About the Session
Generative AI foundation models are emerging at a moment when healthcare faces growing workforce shortages, rising imaging volumes, and pressure to improve efficiency without compromising quality or safety. As these models begin producing clinically relevant draft findings, practices must rethink reporting workflows, infrastructure, and oversight to ensure responsible adoption. Attendees will gain essential context on why AI-assisted report drafting is gaining momentum now, and why successful deployment depends as much on workflow design, governance, and human factors as on model performance.
Participants will learn practical lessons from early real-world deployments of multimodal foundation models used for clinician report drafting. The session will explore key implementation decisions, including whether AI should generate full draft reports or targeted findings, how text outputs can be linked to imaging evidence, and how to integrate these tools into radiologist workflows with minimal friction. Attendees will examine tradeoffs between efficiency and safety, the implications of standardizing report language versus preserving individual radiologist style, and how radiologists define acceptable performance thresholds before trusting AI in daily clinical use.

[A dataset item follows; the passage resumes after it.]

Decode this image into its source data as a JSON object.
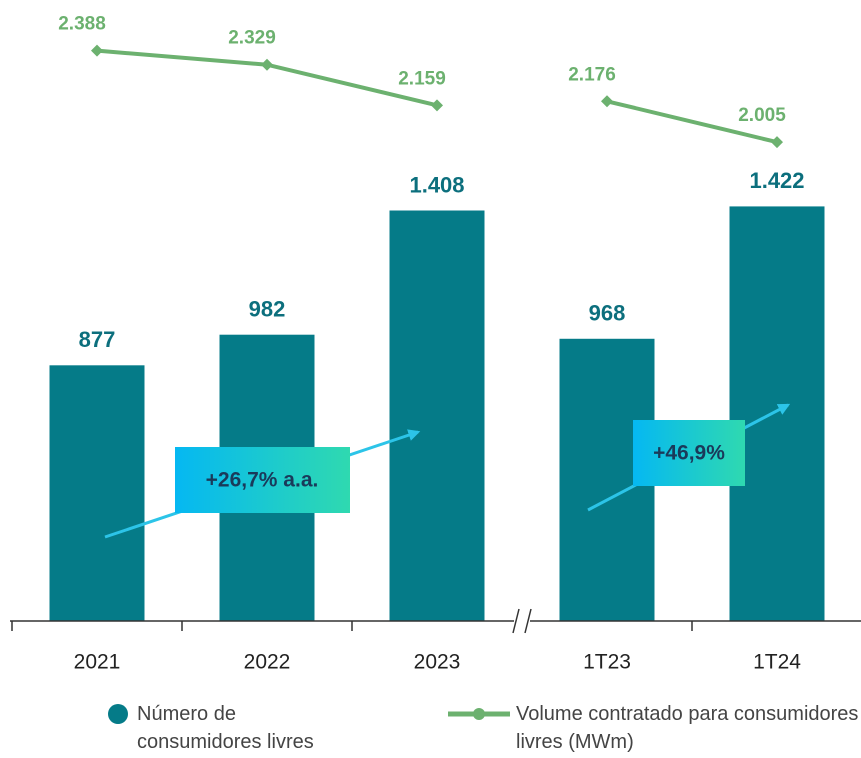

Finally, attendees will take away a clear framework for building post-deployment quality and safety programs. Topics include automated performance monitoring, human-in-the-loop review strategies, tracking clinicians edits and engagement, and mitigating risks such as bias, hallucinations, and over-reliance on automation. The session is designed to be highly interactive, combining short focused presentations with audience polling, real-world “what would you do?” scenarios, shared institutional experiences, and a moderated discussion that encourages participants to actively reflect on how generative AI should be implemented to support clinical excellence and patient care.
Objectives
- Describe the clinical, workflow, and infrastructure considerations required to implement generative AI foundation models for clinician report drafting.
- Differentiate between approaches to AI-generated reporting outputs, including full draft reports versus targeted findings, and evaluate their implications for efficiency, safety, and radiologist oversight.
- Implement key elements of a post-deployment quality and safety program, including performance monitoring, human-in-the-loop review, and strategies to mitigate bias and over-reliance on AI.